From semiconductor through to machinery, our CeraFab System 3D printers facilitate the serial production of demanding industrial applications. The production of parts that cannot be molded or otherwise fabricated has led to companies utilizing new designs for improving the function of products. Products with boosted functions and revenue-generating applications are produced with guaranteed consistency and quality.
High-efficient impeller for microturbines
Turbocharger rotors in silicon nitride are used to improve engine response. Using ceramic rotors rather than metal decreases the inertial force and consequently reduces delay. Additionally, these rotors are exposed to very hot gas and therefore must be durable under such conditions. Previously, intricate components were impossible to produce using silicon nitride due to the limitations of conventional machining methods. Today, the LCM technology facilitates the production of complex shaped impellers to boost the performances of microturbines.
Watch a video on thermal shock resistance test for a 3d printed silicon nitride component.

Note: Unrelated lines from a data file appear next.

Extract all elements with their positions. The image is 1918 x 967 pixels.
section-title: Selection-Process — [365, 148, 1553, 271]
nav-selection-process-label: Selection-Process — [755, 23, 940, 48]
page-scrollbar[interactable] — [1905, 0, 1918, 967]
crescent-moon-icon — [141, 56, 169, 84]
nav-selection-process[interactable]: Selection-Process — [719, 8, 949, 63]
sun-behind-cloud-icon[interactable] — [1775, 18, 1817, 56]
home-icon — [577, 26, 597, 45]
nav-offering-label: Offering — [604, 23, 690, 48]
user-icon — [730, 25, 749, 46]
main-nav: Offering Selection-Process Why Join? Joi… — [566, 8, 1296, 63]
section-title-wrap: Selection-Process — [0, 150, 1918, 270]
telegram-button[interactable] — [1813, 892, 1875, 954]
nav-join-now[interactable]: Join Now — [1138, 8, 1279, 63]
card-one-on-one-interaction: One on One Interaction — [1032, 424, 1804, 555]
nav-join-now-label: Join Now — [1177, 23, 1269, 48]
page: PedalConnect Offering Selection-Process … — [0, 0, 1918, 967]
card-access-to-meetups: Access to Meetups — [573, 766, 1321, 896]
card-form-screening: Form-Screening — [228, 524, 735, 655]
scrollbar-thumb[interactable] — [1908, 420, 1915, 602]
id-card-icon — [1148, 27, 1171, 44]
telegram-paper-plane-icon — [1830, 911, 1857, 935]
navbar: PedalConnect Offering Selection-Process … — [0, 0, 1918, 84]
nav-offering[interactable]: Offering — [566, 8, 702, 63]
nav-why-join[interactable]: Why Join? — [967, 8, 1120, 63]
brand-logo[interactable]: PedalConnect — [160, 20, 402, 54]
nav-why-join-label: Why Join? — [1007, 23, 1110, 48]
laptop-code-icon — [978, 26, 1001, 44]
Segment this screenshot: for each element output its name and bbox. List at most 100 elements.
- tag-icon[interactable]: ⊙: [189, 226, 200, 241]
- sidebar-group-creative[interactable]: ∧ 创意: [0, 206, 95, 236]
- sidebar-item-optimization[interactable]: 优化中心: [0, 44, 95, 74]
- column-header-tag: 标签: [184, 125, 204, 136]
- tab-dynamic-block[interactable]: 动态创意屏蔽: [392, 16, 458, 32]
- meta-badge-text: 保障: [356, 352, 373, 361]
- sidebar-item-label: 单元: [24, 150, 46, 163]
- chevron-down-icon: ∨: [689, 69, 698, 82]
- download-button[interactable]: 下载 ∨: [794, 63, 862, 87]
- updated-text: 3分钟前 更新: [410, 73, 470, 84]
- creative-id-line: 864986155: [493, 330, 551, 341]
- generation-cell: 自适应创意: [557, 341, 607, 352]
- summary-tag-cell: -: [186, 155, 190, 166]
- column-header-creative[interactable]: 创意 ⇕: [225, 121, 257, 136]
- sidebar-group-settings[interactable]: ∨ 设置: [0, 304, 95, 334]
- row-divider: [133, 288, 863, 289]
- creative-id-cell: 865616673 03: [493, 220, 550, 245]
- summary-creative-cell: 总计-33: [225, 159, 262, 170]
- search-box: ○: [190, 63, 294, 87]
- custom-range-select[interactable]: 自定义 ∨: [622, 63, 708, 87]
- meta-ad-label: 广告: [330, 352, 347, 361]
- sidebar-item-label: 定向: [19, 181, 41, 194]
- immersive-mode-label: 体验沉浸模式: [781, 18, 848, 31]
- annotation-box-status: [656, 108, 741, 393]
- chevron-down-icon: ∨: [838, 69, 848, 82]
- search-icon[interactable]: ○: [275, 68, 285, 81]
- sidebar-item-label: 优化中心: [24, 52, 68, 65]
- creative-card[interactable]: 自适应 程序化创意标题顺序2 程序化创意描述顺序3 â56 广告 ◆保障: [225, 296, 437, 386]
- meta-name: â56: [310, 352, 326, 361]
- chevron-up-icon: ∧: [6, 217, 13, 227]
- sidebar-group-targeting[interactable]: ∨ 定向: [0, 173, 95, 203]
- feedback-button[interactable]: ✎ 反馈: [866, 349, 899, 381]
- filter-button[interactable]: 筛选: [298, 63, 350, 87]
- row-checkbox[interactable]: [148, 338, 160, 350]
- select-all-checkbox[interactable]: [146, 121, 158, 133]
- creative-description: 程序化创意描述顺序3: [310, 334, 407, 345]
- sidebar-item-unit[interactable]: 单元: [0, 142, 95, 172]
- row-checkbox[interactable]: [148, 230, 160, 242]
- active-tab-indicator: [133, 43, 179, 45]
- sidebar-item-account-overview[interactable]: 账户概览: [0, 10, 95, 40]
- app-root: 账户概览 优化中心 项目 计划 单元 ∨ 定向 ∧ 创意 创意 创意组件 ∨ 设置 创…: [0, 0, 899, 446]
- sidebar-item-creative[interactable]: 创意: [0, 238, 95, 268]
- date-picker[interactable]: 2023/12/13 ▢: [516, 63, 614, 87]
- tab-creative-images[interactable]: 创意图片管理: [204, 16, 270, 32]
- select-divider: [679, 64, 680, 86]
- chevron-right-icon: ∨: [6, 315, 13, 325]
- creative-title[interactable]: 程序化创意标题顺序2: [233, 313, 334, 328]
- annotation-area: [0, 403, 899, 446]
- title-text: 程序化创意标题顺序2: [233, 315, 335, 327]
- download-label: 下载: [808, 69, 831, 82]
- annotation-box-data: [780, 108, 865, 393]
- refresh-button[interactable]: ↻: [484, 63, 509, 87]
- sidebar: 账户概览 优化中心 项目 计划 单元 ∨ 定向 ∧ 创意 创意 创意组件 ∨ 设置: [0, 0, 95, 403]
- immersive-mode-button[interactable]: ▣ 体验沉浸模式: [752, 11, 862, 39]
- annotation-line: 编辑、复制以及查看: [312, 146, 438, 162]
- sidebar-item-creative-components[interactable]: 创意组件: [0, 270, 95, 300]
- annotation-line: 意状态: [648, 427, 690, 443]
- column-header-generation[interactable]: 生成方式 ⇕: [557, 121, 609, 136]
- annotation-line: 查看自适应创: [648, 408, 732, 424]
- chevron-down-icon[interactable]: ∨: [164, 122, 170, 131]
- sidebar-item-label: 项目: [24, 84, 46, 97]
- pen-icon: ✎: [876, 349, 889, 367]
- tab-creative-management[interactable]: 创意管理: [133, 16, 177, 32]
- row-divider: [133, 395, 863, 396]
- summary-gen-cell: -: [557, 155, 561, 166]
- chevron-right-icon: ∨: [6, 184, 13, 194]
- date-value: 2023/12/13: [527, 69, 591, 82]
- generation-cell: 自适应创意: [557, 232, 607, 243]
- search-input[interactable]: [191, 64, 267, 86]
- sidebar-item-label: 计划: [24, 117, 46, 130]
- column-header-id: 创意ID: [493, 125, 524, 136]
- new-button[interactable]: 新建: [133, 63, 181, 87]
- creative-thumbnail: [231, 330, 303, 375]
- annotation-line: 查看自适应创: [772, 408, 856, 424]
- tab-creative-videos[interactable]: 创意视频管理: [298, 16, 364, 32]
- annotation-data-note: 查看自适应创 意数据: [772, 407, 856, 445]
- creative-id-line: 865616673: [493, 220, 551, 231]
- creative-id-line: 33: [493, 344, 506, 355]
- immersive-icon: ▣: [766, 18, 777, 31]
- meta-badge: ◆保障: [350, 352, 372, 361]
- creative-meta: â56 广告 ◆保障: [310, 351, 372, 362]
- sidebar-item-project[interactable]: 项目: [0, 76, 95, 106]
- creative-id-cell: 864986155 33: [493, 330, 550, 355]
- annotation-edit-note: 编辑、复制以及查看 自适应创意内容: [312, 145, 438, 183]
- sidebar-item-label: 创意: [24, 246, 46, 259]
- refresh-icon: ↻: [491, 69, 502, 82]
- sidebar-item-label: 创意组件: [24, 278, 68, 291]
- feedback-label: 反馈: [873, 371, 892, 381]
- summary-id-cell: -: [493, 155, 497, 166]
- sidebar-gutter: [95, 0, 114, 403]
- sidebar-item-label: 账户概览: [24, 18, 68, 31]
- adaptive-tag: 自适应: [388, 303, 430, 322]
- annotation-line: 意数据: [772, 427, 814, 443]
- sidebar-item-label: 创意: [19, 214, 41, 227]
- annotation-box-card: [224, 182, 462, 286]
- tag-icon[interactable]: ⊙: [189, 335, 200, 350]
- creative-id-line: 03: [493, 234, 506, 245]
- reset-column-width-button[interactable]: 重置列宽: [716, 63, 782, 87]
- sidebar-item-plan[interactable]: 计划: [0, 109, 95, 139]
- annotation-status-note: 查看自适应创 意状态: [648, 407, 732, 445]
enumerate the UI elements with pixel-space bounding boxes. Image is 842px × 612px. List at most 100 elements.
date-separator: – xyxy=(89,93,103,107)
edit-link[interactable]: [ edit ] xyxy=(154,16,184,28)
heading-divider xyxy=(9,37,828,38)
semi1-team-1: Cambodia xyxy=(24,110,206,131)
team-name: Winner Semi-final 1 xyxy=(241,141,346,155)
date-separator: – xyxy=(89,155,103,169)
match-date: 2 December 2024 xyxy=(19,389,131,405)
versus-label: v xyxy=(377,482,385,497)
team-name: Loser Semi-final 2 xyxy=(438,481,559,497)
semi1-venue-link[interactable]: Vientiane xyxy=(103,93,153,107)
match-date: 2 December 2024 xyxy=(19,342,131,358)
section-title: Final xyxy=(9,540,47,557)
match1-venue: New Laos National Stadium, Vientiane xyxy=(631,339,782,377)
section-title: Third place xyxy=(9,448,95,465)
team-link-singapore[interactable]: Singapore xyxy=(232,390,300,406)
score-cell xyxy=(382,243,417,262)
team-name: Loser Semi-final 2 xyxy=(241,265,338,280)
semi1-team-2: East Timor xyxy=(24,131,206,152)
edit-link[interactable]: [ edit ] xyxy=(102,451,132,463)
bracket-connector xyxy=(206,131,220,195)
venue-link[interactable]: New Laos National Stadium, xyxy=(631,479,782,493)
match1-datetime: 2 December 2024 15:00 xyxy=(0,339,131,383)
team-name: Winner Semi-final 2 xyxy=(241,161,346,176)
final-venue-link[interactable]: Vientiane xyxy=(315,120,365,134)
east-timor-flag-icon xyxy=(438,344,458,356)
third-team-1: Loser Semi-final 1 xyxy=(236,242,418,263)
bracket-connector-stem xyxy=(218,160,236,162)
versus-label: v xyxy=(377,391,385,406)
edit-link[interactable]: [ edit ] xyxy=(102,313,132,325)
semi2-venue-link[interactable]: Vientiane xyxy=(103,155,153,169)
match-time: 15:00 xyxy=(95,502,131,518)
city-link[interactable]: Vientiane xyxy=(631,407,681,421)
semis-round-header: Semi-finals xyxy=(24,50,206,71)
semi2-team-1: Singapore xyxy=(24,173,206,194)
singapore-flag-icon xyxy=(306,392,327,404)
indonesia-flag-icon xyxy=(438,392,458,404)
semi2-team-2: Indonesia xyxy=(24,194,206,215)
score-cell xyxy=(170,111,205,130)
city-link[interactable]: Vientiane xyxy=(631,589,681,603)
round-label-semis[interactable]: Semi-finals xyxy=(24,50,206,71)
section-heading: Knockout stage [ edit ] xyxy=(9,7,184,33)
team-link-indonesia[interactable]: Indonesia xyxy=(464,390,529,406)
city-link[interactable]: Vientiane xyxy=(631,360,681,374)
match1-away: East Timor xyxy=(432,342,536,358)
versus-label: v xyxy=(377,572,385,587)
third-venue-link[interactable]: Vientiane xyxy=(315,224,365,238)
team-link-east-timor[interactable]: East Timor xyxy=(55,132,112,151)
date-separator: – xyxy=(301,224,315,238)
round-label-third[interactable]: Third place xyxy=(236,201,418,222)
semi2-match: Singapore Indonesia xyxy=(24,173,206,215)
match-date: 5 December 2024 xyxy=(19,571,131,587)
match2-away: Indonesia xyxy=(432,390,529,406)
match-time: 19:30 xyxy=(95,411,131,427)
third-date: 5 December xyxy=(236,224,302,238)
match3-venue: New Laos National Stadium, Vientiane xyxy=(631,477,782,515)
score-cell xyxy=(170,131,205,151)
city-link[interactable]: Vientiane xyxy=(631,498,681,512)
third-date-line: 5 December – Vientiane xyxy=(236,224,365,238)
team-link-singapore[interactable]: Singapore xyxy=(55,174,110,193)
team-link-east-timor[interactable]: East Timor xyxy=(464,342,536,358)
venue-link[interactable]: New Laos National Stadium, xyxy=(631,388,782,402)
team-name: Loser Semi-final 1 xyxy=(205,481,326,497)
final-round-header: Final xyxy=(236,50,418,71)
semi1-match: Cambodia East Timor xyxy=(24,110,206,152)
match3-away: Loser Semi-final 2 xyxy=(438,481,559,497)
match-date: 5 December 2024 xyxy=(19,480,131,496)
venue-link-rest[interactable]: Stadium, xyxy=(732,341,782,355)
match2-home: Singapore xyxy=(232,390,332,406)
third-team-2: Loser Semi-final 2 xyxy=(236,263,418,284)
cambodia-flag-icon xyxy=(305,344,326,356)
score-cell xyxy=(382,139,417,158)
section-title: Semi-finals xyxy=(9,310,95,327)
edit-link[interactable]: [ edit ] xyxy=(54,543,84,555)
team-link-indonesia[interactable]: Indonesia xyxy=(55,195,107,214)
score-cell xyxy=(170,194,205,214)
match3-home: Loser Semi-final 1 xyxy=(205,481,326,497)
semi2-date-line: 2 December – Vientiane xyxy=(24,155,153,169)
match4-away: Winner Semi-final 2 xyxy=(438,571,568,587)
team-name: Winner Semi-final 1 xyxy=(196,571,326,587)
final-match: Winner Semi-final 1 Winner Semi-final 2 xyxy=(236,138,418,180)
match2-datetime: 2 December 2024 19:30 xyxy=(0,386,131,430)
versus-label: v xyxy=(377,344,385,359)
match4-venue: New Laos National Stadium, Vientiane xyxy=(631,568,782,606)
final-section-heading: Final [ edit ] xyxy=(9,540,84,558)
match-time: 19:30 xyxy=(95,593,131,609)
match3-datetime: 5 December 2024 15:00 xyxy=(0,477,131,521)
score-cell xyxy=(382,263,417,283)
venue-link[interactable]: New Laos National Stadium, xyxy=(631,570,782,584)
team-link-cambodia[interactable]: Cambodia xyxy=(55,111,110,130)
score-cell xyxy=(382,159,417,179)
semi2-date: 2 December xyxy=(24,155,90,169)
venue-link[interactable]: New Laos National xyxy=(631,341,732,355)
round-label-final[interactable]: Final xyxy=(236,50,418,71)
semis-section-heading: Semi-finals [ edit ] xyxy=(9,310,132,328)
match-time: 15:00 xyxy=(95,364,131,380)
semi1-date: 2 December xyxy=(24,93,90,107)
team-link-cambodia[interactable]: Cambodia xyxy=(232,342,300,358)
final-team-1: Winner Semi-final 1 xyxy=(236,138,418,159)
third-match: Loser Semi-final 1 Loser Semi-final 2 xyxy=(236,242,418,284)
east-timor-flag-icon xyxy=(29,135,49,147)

Revenue-generating nozzles for chip manufacturing
Alumina Systems GmbH produces customizable ceramic and metal-to-ceramic components for the semiconductor and medical industries. As well as employing conventional technologies, the company uses additive manufacturing to accelerate product innovations.
By using a function-oriented design, Alumina Systems GmbH developed a ceramic distribution ring for semiconductor chip coating which triples the production volume of chips compared to conventional solutions.
Today, the demand for value-driven applications is constantly increasing. 3D printing enables companies to develop revenue-generating products with high added value for their customers.
Read more on how to increase customer value with high-performance ceramic 3D printing.
A solution to conventional manufacturing for miniature components
3D printing facilitates the production of applications which require very small feature sizes, as well as needing a high degree of complexity and excellent surface quality. The printed materials can work at higher temperatures and pressures, as well as in corrosive and abrasive applications at precise tolerances. Some examples include micro-nozzles and valves with flow-optimized paths, miniature rotors and micro-milling tools, electronic applications such as complex and precise substrates, and medical sensors, instrumentation and surgical tools.
The production of highly complex and precise ceramic components in the millimetre and sub-millimetre range requires a technology which meets the demand of having a high degree of both accuracy and repeatability. Conventional technologies (such as milling, drilling, grinding and ceramic injection moulding) have limitations when it comes to very small or thin objects.
The LCM technology guarantees the highest level of dimensional control and the production of parts with features as small as 100 µm.